From the desk of Adrianne E. Avillion, DEd, RN

Staff Development Weekly: Insight on Evidence-Based Practice in Education, March 16, 2012

Editor's note: This feature is written by nursing professional development expert Adrianne E. Avillion, DEd, RN. Each week, Adrianne writes about an important issue in the area of professional development or answers reader questions. If you have a question for Adrianne, e-mail her at adrianne1@comcast.net.

Nursing professional development's role in reducing the incidence of adverse occurrences

Falls and medication errors are a common source of concern and dismay among all healthcare professionals. Nursing professional development (NPD) specialists are often called upon to create education strategies to help reduce the incidence of commonly occurring adverse events such as falls and medication errors.  How can we creatively offer education that helps to decrease the incidence of adverse events?

First of all we need to avoid the typical approach, such as reviewing the eight rights of medication administration or listing safety measures such as making sure the call light is within reach of patients to avoid falls. These things are not bad, but nurses will either be bored or insulted by such commonplace approaches.

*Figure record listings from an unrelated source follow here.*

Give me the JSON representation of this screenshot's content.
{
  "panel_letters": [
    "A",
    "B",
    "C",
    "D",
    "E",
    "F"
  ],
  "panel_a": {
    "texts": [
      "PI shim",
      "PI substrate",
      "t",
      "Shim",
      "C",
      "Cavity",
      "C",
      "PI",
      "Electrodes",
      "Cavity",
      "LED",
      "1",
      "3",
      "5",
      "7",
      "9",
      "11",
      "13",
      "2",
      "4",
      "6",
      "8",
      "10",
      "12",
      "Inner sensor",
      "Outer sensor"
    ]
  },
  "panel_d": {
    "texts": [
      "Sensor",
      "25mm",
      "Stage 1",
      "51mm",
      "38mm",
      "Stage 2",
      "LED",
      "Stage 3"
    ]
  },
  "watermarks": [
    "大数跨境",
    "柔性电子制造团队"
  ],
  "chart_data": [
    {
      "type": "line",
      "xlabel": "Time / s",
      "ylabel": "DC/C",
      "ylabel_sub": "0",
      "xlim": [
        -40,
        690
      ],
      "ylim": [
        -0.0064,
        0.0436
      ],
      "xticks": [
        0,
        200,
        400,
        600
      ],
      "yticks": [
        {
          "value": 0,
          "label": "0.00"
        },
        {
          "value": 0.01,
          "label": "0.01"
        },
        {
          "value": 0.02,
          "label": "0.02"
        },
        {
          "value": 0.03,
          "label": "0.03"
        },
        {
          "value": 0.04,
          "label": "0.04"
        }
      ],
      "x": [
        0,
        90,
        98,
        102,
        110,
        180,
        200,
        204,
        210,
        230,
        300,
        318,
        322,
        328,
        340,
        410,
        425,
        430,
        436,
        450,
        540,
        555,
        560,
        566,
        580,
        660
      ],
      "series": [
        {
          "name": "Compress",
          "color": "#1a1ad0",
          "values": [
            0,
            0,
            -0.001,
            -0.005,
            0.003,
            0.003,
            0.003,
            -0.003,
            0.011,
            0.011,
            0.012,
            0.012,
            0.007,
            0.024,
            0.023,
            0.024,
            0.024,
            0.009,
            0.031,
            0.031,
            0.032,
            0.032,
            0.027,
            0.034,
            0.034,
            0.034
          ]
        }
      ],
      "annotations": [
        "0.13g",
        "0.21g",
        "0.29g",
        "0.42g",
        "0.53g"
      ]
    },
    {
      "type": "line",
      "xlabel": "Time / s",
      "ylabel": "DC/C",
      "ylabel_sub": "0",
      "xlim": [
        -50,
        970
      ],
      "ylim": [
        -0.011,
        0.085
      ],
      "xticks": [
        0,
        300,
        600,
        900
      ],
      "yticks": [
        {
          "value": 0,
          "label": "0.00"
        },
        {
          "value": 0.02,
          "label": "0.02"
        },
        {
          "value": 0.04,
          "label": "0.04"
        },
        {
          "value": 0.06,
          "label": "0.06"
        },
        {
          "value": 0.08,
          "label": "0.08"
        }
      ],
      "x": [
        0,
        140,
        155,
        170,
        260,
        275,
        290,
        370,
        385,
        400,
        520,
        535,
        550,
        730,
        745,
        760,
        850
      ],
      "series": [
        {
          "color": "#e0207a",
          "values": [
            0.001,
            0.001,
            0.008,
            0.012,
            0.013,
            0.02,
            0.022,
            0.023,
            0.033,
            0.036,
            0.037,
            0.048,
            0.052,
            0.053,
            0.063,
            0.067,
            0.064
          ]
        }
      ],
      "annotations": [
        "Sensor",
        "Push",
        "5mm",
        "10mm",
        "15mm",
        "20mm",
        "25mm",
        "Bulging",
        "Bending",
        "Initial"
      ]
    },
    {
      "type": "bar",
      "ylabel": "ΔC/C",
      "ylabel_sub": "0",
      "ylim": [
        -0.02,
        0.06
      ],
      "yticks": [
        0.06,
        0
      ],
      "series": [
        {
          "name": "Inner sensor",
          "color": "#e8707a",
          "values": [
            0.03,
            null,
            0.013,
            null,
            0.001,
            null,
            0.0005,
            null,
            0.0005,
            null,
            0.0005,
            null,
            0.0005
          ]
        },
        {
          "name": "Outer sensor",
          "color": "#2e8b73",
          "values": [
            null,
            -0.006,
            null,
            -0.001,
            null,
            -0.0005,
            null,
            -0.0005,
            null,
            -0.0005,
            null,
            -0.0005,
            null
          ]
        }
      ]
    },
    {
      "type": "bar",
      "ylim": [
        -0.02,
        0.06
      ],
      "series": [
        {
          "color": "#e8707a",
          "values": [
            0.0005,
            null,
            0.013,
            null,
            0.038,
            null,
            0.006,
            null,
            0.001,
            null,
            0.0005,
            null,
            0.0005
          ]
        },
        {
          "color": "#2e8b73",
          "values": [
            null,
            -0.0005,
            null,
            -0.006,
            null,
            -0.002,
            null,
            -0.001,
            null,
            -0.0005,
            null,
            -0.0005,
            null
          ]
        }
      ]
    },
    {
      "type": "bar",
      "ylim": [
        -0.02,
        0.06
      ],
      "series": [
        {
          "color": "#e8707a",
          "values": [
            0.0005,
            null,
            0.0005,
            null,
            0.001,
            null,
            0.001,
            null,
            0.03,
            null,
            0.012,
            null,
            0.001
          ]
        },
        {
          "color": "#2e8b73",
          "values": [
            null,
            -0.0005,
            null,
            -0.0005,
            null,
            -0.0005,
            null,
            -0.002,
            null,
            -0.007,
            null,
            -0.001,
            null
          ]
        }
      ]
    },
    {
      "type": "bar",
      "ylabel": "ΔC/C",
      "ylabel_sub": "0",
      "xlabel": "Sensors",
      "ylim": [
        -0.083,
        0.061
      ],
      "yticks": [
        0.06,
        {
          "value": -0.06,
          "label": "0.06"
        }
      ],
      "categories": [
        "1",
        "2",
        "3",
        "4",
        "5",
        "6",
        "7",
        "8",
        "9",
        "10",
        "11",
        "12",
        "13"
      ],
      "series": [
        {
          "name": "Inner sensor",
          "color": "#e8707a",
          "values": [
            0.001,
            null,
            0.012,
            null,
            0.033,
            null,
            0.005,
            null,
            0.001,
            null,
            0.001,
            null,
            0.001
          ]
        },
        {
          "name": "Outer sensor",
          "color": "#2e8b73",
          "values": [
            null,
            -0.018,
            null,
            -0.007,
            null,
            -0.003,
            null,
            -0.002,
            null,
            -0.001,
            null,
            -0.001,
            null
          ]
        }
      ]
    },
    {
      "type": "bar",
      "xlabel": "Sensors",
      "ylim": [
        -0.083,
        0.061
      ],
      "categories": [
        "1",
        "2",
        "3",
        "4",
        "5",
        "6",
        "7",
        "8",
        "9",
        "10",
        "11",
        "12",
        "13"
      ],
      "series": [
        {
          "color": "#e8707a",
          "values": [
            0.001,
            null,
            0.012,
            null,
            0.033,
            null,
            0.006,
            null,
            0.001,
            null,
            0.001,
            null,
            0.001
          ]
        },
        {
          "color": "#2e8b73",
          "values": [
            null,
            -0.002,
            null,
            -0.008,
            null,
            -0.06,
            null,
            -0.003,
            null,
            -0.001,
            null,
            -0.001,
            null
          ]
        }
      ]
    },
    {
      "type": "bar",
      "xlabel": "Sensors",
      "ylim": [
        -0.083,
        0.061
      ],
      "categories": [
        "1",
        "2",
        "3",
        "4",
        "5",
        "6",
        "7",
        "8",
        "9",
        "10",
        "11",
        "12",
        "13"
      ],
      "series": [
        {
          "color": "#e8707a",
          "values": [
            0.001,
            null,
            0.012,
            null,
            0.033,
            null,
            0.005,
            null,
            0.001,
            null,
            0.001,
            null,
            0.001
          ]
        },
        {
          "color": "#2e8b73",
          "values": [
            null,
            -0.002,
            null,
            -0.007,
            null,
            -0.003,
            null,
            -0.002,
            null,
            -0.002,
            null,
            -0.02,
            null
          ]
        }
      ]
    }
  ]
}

We need to think creatively. How about visual illustrations? Draw a picture of a patient area with about 10 to 15 safety violations and post it wherever learners are most likely to see it (e.g., bulletin boards, computer screens, hospital newsletter) Offer a prize (e.g., free lunch or dinner in the cafeteria) for the first 10 nurses, or others as appropriate, who correctly identify the violations. Making a contest with a reward attached generates discussion and stimulates interest.

Similarly, write a scenario involving a medication error. Ask nurses to respond by identifying at what point(s) the error could have been prevented. Include a variety of points such as the order being transcribed incorrectly, mislabeling at the pharmacy, failure to check two patient identifiers, etc. Or ask the nursing staff to come up with a creative scenario about error prevention. Come up with guidelines and make it a contest with members of the education council or other groups acting as judges.

The preceding ideas incorporate fun, which is particularly important to generation Y nurses. However, errors are certainly serious. Is information about error rates and their impact shared with staff nurses? Do they know the scope of the problem within your organization? Do they know the impact? Sadly, many nurses are only given statistics such as the number of medication errors, but not the impact on length of stay, stress on staff, and/or monetary costs. How can we expect nurses to truly become involved in error prevention if they don't know what's going on? One of the best ways to reduce risk is to share with nurses the impact of adverse occurrences and how their actions either contribute to or negate patient outcomes.